Mentre Torino accoglie il giornalista turco Can Dundar e L’Espresso gli dedica un’intervista incentrata sulla mancanza di libertà d’espressione in Turchia, anche un nutrito gruppo di intellettuali lancia un appello. Gli accademici che sono stati licenziati in Turchia hanno raggiunto il 30 aprile l’incredibile numero di 5.295. Un gruppo di loro, perseguitati perché firmatari di un appello per la pace nella regione curda della Turchia (Academics for Peace), ha lanciato qualche giorno fa una campagna internazionale per il boicottaggio delle attività accademiche in Turchia.
La bella Istanbul è meta ideale di convegni accademici, con i suoi alberghi internazionali adagiati sulle affascinanti sponde del Bosforo dove, tra una presentazione e una tavola rotonda, si assapora un Turkish delight al pistacchio o alla rosa e nell’intervallo del pranzo si visita la Moschea Blu o ci si perde tra le bancarelle del Gran Bazar. I costi dei convegni sono contenuti e gli organizzatori possono trovare facilmente il sostegno di una delle centinaia di università pubbliche e private che accolgono studenti turchi, russi, centroasiatici, africani e slavi che magari avrebbero più difficoltà ad ottenere il visto britannico.
Il gruppo di Academics for Peace chiede (legge qui) ai colleghi stranieri di cessare le attività di collaborazione con il comparto universitario turco, ritenendolo in violazione delle norme internazionali sull’istruzione universitaria. Auspicano un boicottaggio mirato, elencandone i termini con precisione.
Il clima è pesante. Solo per aver firmato quella petizione per una soluzione pacifica del conflitto curdo, gli Academics for Peace sono sottoposti a una serie di inchieste penali e amministrative, a detenzioni, licenziamenti, alla revoca di passaporti e divieti di espatrio, negazione del diritto alla pensione ed esclusione dal mercato del lavoro attraverso la compilazione di una lista nera.
Gli oppositori politici vengono bollati come terroristi, appartenenti al movimento di Fetullah Güllen al quale viene attribuito il tentato golpe della scorsa estate. I licenziamenti arrivano dall’alto e sono effetto delle leggi speciali. Il Consiglio di istruzione universitaria (YÖK) e i rettori cooperano con i servizi segreti e ne seguono le direttive insieme alla polizia per redigere elenchi di personale accademico da licenziare. Le liste dei licenziamenti sono approvate dal governo e dal Presidente della Repubblica Turca Recep Tayip Erdoğan e eseguiti tramite decreto nel contesto delle leggi speciali dello stato di emergenza post-golpe, dunque senza diritto di appello.

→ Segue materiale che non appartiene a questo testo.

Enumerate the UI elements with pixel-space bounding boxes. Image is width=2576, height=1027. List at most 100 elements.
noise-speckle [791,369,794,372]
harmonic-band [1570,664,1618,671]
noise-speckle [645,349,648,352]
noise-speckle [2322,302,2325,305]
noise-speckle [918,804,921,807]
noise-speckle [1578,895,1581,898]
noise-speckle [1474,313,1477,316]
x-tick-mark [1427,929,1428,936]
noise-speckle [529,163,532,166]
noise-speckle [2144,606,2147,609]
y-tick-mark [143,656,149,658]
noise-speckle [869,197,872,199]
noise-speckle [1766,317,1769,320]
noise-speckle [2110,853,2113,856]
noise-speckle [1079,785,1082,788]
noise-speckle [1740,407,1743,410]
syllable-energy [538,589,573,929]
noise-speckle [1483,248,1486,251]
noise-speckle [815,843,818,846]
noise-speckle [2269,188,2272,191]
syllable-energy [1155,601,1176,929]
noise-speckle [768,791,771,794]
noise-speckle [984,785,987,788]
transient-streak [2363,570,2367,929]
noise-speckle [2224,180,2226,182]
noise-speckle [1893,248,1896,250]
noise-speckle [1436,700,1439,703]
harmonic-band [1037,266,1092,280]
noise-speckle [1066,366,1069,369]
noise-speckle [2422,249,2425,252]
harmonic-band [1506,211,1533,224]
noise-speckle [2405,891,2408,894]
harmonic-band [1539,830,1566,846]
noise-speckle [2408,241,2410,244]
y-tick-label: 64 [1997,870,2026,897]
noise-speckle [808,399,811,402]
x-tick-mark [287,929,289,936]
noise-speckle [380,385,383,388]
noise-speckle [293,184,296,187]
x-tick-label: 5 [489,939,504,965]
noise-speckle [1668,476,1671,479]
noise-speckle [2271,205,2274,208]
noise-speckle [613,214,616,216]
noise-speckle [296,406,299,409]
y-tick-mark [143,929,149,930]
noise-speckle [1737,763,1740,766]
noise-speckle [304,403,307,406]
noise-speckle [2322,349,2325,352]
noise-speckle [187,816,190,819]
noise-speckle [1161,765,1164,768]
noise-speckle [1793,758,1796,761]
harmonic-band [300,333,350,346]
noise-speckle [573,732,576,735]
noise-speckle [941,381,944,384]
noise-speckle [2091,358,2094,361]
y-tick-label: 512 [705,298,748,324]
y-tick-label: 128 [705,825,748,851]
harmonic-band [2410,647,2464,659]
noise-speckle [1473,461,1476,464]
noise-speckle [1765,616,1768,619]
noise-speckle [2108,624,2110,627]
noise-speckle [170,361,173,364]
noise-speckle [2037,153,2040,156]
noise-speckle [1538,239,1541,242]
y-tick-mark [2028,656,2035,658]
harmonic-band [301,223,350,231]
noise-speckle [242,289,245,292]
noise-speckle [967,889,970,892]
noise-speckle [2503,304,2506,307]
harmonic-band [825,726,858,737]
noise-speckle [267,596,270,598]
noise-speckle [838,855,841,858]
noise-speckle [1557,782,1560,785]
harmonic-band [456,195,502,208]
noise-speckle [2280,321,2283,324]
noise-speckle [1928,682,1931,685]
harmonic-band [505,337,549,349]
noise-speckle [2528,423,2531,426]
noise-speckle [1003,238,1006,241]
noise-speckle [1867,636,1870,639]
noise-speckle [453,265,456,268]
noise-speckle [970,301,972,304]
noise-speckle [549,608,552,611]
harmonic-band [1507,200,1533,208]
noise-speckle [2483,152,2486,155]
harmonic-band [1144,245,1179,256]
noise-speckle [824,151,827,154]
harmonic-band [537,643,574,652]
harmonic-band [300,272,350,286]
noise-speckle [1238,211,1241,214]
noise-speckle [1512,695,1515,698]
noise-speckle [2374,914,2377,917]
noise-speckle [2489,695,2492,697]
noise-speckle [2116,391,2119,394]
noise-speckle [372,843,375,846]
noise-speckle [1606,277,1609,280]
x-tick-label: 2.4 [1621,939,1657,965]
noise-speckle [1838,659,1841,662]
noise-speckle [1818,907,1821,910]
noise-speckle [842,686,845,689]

Come la moglie del giornalista Can Dundar, bloccata in Turchia senza passaporto mentre il marito è esule in Germania, anche questi accademici non sono liberi e il divieto di esprimersi liberamente intacca anche altre libertà. La vita culturale della Repubblica Turca appare bloccata. Verranno ancora gli studiosi stranieri a ravvivarla con la partecipazione a simposi di ricerca?